Spherically symmetric black hole spacetimes on hyperboloidal slices

Abstract

Gravitational radiation and some global properties of spacetimes can only be unambiguously measured at future null infinity (ℐ+). This motivates the interest in reaching it within simulations of coalescing compact objects, whose waveforms are extracted for gravitational wave modeling purposes. One promising method to include future null infinity in the numerical domain is the evolution on hyperboloidal slices: smooth spacelike slices that reach future null infinity. The main challenge in this approach is the treatment of the compactified asymptotic region at ℐ+. Evolution on a hyperboloidal slice of a spacetime including a black hole entails an extra layer of difficulty in part due to the finite coordinate distance between the black hole and future null infinity.
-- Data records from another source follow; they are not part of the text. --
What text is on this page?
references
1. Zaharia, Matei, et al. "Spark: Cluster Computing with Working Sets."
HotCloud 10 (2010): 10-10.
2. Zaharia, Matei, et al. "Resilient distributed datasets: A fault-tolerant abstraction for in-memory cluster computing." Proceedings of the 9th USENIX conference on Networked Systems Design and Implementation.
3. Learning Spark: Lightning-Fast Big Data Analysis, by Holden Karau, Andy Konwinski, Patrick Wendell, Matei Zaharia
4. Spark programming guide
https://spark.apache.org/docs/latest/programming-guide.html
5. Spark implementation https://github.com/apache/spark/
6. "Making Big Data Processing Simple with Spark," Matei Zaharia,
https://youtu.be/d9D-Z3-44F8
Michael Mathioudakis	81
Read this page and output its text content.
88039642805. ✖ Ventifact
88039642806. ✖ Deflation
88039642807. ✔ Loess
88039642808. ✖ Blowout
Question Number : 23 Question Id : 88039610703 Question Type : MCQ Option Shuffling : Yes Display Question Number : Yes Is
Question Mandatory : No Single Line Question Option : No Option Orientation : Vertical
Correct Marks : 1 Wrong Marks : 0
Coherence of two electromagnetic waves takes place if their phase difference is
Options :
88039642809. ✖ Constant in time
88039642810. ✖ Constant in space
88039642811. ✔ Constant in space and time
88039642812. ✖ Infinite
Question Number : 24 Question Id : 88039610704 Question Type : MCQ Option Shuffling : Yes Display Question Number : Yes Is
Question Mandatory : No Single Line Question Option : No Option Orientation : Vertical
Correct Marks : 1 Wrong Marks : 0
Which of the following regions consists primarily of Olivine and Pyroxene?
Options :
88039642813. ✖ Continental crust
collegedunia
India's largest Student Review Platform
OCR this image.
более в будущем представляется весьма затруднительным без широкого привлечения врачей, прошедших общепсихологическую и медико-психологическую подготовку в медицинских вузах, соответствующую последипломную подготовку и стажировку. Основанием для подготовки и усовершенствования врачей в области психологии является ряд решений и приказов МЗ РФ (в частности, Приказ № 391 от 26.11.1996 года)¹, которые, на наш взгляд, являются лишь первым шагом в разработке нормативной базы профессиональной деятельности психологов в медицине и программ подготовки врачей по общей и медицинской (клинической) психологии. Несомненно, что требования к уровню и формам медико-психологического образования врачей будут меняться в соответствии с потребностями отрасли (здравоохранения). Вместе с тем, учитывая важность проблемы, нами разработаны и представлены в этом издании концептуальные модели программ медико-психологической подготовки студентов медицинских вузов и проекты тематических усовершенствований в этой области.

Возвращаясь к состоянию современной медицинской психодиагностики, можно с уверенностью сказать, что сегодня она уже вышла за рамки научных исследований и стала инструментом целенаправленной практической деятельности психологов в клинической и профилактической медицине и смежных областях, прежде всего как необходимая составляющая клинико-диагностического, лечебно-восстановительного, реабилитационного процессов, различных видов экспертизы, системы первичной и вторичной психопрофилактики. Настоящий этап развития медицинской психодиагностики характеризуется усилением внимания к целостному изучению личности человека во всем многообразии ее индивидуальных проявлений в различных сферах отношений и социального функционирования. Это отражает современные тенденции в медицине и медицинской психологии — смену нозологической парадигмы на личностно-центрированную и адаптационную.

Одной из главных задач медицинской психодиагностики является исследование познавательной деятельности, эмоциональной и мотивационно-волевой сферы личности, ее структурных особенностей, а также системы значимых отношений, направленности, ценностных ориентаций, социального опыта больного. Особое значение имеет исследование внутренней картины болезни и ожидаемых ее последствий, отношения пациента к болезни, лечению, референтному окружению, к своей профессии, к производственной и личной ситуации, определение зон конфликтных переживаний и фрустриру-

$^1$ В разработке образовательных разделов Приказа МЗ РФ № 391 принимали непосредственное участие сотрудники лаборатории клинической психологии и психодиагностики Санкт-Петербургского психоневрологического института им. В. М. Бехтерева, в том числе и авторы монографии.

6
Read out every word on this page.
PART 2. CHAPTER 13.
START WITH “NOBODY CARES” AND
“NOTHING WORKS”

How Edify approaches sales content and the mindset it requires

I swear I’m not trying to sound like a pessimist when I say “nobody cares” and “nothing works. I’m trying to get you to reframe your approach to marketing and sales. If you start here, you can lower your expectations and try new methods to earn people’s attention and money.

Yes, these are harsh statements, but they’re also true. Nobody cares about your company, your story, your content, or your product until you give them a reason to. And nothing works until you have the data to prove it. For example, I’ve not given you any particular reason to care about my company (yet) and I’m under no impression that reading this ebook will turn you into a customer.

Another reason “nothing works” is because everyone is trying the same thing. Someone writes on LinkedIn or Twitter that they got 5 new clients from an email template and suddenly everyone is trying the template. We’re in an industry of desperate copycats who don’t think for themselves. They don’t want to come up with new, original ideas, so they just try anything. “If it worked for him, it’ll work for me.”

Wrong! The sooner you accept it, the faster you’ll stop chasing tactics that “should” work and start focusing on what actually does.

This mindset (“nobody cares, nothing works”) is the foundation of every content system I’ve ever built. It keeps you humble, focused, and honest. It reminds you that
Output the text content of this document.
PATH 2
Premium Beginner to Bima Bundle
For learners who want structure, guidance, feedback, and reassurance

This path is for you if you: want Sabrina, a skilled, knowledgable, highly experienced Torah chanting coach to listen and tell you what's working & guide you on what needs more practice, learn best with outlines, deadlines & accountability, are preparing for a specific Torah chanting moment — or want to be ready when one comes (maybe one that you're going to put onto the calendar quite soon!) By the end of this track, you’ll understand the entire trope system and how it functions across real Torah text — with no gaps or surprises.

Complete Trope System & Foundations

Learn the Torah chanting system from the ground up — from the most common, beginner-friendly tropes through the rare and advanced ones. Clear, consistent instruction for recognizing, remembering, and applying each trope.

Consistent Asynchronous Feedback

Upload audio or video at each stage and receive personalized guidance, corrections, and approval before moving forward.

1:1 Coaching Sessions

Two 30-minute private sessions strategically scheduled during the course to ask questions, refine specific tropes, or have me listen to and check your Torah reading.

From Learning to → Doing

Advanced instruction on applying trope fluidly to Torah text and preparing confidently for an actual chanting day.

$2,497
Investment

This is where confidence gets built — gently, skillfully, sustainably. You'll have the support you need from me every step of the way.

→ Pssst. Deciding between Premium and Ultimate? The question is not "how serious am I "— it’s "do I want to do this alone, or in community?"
Spherical symmetry is considered here as the simplest setup still encompassing the full complication of the treatment along the radial coordinate. First, the construction of constant-mean-curvature hyperboloidal trumpet slices for Schwarzschild and Reissner-Nordström black hole spacetimes is reviewed from the point of view of the puncture approach. Then, the framework is set for solving hyperboloidal-adapted hyperbolic gauge conditions for stationary trumpet initial data, providing solutions for two specific sets of parameters. Finally, results of testing these initial data in evolution are presented.